Hester called Xi’an Palace at 7:22 PM.
“Hi, Xi’an Palace,” said the voice over the phone.
“Hello,” said Hester. “I’d like an order of the barbeque pork fried rice, potstickers well done, and the tangerine shrimp, please.”
“Okay,” said the voice. “Phone number?”
“xxx-xxx-xxxx,” said Hester.
“Excuse me?” asked the voice.
“xxx-xxx-xxxx,” repeated Hester.
“We don’t have that on file,” said the voice.
Hester repeated it slowly. “xxx-xxx-xxxx.”
“All I hear is shh-shh-shh-shh-shh-shh-shh-shh-shh-shh,” said the voice.
“I’m saying numbers,” said Hester.
“I don’t have time for this horseshit,” said the voice, “we need a real number — made of NUMBERS — and an address.”
“My address is 555 North McCollum,” said Hester, “zip code 05555.”
“Lady, get a life,” said the voice, and hung up.
Hester beat herself in the head with the phone. She called Cheese Pie.
“Hello,” said Hester, “I’d like to place an order of a deluxe asparagus lover’s pie in a large.”

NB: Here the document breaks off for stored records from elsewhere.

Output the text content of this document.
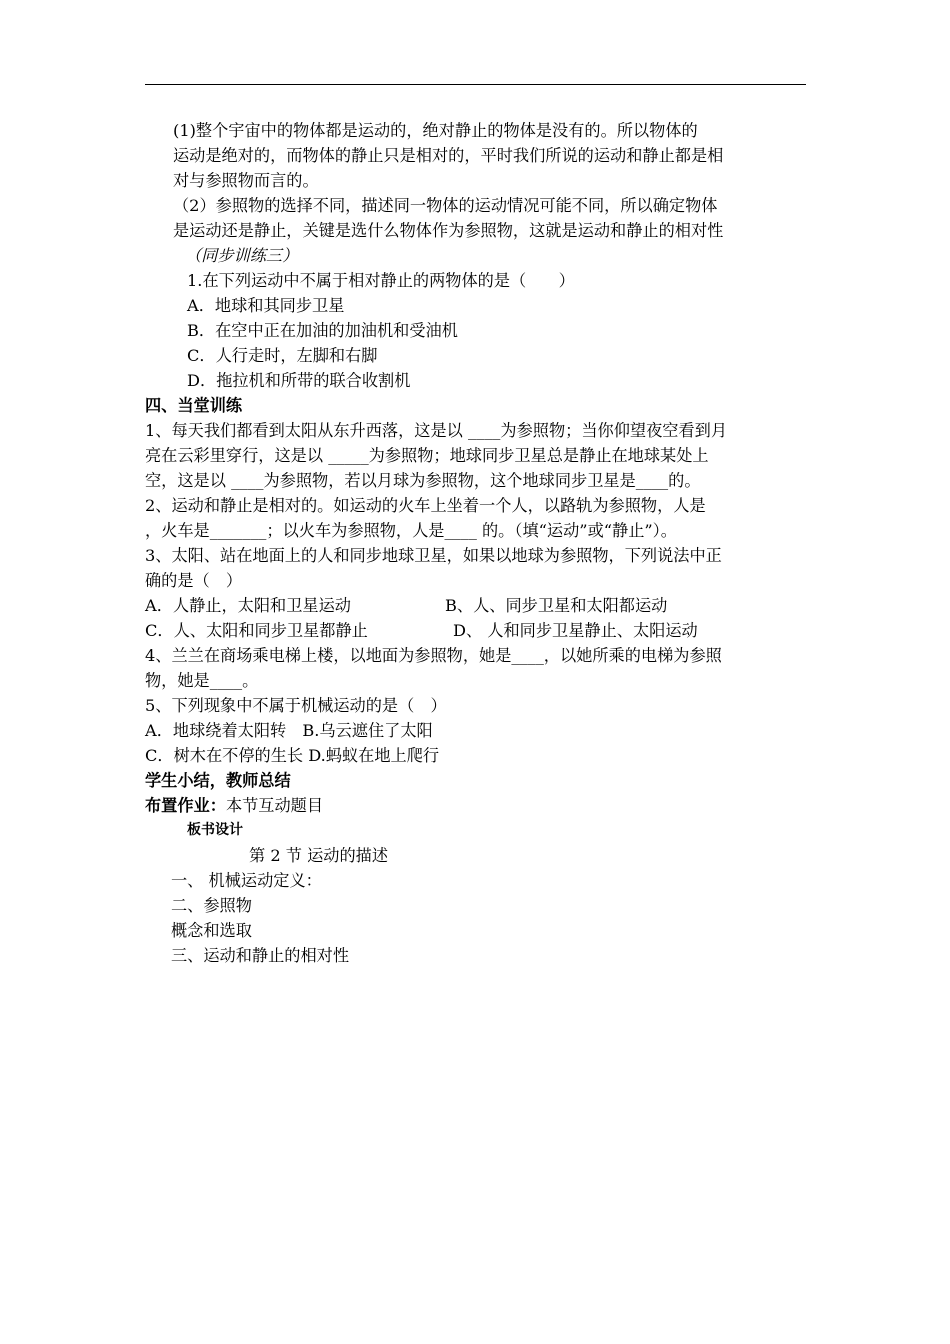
(1)整个宇宙中的物体都是运动的，绝对静止的物体是没有的。所以物体的
运动是绝对的，而物体的静止只是相对的，平时我们所说的运动和静止都是相
对与参照物而言的。
（2）参照物的选择不同，描述同一物体的运动情况可能不同，所以确定物体
是运动还是静止，关键是选什么物体作为参照物，这就是运动和静止的相对性
（同步训练三）
1.在下列运动中不属于相对静止的两物体的是（　　）
A．地球和其同步卫星
B．在空中正在加油的加油机和受油机
C．人行走时，左脚和右脚
D．拖拉机和所带的联合收割机
四、当堂训练
1、每天我们都看到太阳从东升西落，这是以 ____为参照物；当你仰望夜空看到月
亮在云彩里穿行，这是以 _____为参照物；地球同步卫星总是静止在地球某处上
空，这是以 ____为参照物，若以月球为参照物，这个地球同步卫星是____的。
2、运动和静止是相对的。如运动的火车上坐着一个人，以路轨为参照物，人是
，火车是_______；以火车为参照物，人是____ 的。（填“运动”或“静止”）。
3、太阳、站在地面上的人和同步地球卫星，如果以地球为参照物，下列说法中正
确的是（　）
A．人静止，太阳和卫星运动	B、人、同步卫星和太阳都运动
C．人、太阳和同步卫星都静止	D、 人和同步卫星静止、太阳运动
4、兰兰在商场乘电梯上楼，以地面为参照物，她是____，以她所乘的电梯为参照
物，她是____。
5、下列现象中不属于机械运动的是（　）
A．地球绕着太阳转　B.乌云遮住了太阳
C．树木在不停的生长 D.蚂蚁在地上爬行
学生小结，教师总结
布置作业：本节互动题目
板书设计
第 2 节 运动的描述
一、 机械运动定义：
二、参照物
概念和选取
三、运动和静止的相对性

“Who’s this?” asked the voice.
“Hester,” said Hester.
“Is this Hester from last Tuesday?”
“No,” lied Hester.
“Stop pranking us,” said the voice of Cheese Pie. “We need a number and an address or we’re not going to deliver to you.”
“But my number is xxx-xxx-xxxx!”
“Yeah, yeah,” said the voice, and hung up the phone.
Hester called back.
“Hello,” said Hester, using a man’s voice. “My name is Donald and I need to order a deluxe, uh, a deluxe eggplant fiend’s and, uh, some meatballs too.”

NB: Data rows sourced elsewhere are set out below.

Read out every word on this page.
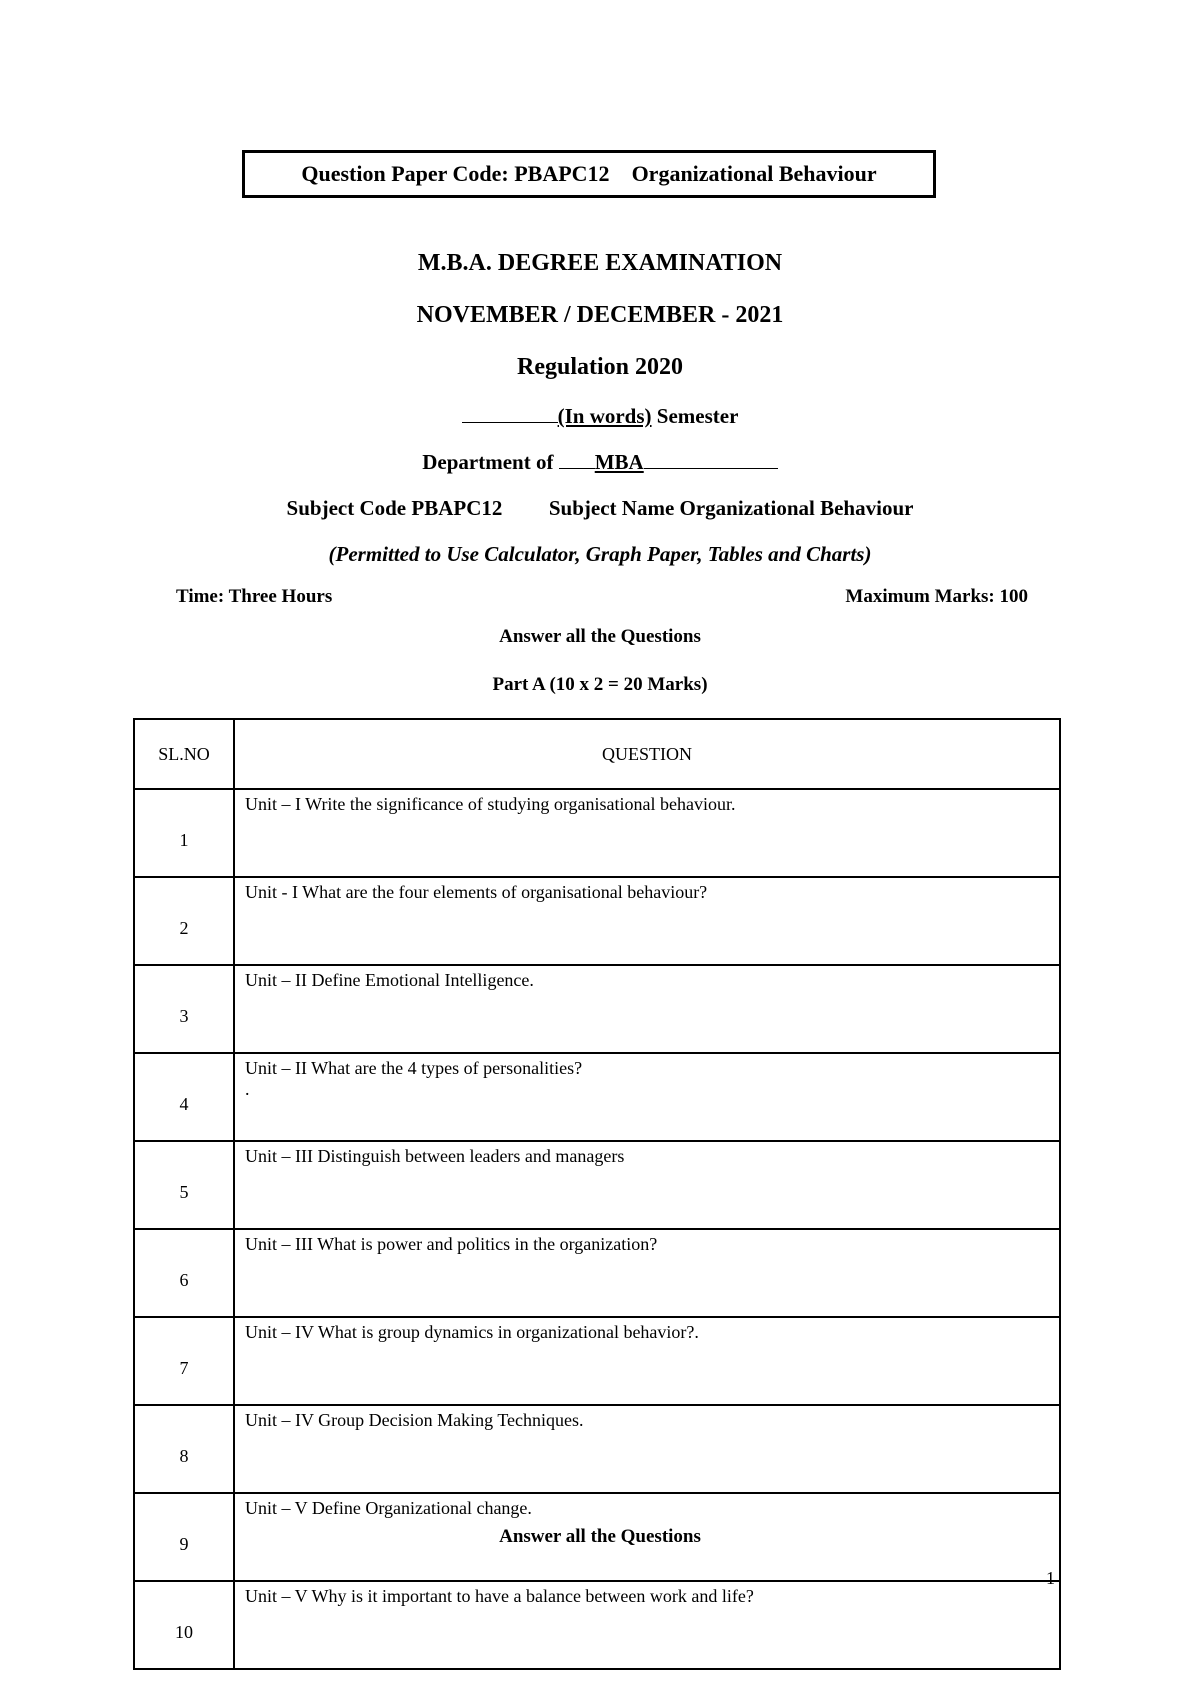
Question Paper Code: PBAPC12 Organizational Behaviour
M.B.A. DEGREE EXAMINATION
NOVEMBER / DECEMBER - 2021
Regulation 2020
(In words) Semester
Department of MBA
Subject Code PBAPC12 Subject Name Organizational Behaviour
(Permitted to Use Calculator, Graph Paper, Tables and Charts)
Time: Three Hours	Maximum Marks: 100
Answer all the Questions
Part A (10 x 2 = 20 Marks)
SL.NO	QUESTION
1	Unit – I Write the significance of studying organisational behaviour.

2	Unit - I What are the four elements of organisational behaviour?

3	Unit – II Define Emotional Intelligence.

4	Unit – II What are the 4 types of personalities?
.

5	Unit – III Distinguish between leaders and managers

6	Unit – III What is power and politics in the organization?

7	Unit – IV What is group dynamics in organizational behavior?.

8	Unit – IV Group Decision Making Techniques.

9	Unit – V Define Organizational change.

10	Unit – V Why is it important to have a balance between work and life?
Answer all the Questions
1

“213-774, and then, okay, 3245.”
“It’s 555 North McCollum,” whispered Hester, “zip code 05555. But it really is.”
“No it isn’t,” argued the voice.
“Yes, it is,” insisted Hester. “I’m here right now. This is where I live.”
Cheese Pie hung up. Hester walked outside. There was a camera crew there.
“You’re ruining my life!” yelled Hester. The camera crew slowly dollied down the block.
Hester went back inside and opened the refrigerator. Inside were twenty six packs of Diet Coke. She turned them around to hide the labels. They slowly rotated back to face her.
She turned on the faucet. Nothing came out.
The doorbell rang. Hester answered it.
“I have a pizza for you,” said an attractive pizza delivery man. “Can I come in and serve it?”
“No, this isn’t that kind of thing,” said Hester, and closed the door.
The doorbell rang again. Hester looked through the peephole. It was an angry Chinese delivery man with a hatchet.
“I’m not in the mood,” said Hester. He put down his hatchet and held up a take-out box.
“Leave it on the stoop,” said Hester. He did.
Hester opened the door and brought in the takeout box. She sat on the sofa and placed it on the table in front of her. The lights automatically dimmed and Chaka Khan began to play. Hester wept softly, and a box of pink tissues appeared next to her. She blew her nose. A box of tampons crept across the floor, crawled up the sofa and inched onto her lap. She stroked it gently. The television turned on. It was “Ally McBeal.” Hester shoved the tampons off her lap, got her car keys and ran for the door. It was locked.
The phone rang.
“Go sit on the sofa,” said the voice on the other end. “Pick up the tampons and make them look aspirational.”
“I don’t want to,” said Hester. “They’re the environmentally-friendly kind. They don’t do the trick for me.”
Hester disappeared. Dorothy appeared in her place. Dorothy picked up the tampons, sat on the sofa and smiled.
“I used to hate what my period did to the environment,” mused Dorothy, “so I feel really good about these tampons.”
She went into the bathroom and closed the door. The television turned off and the room went dark.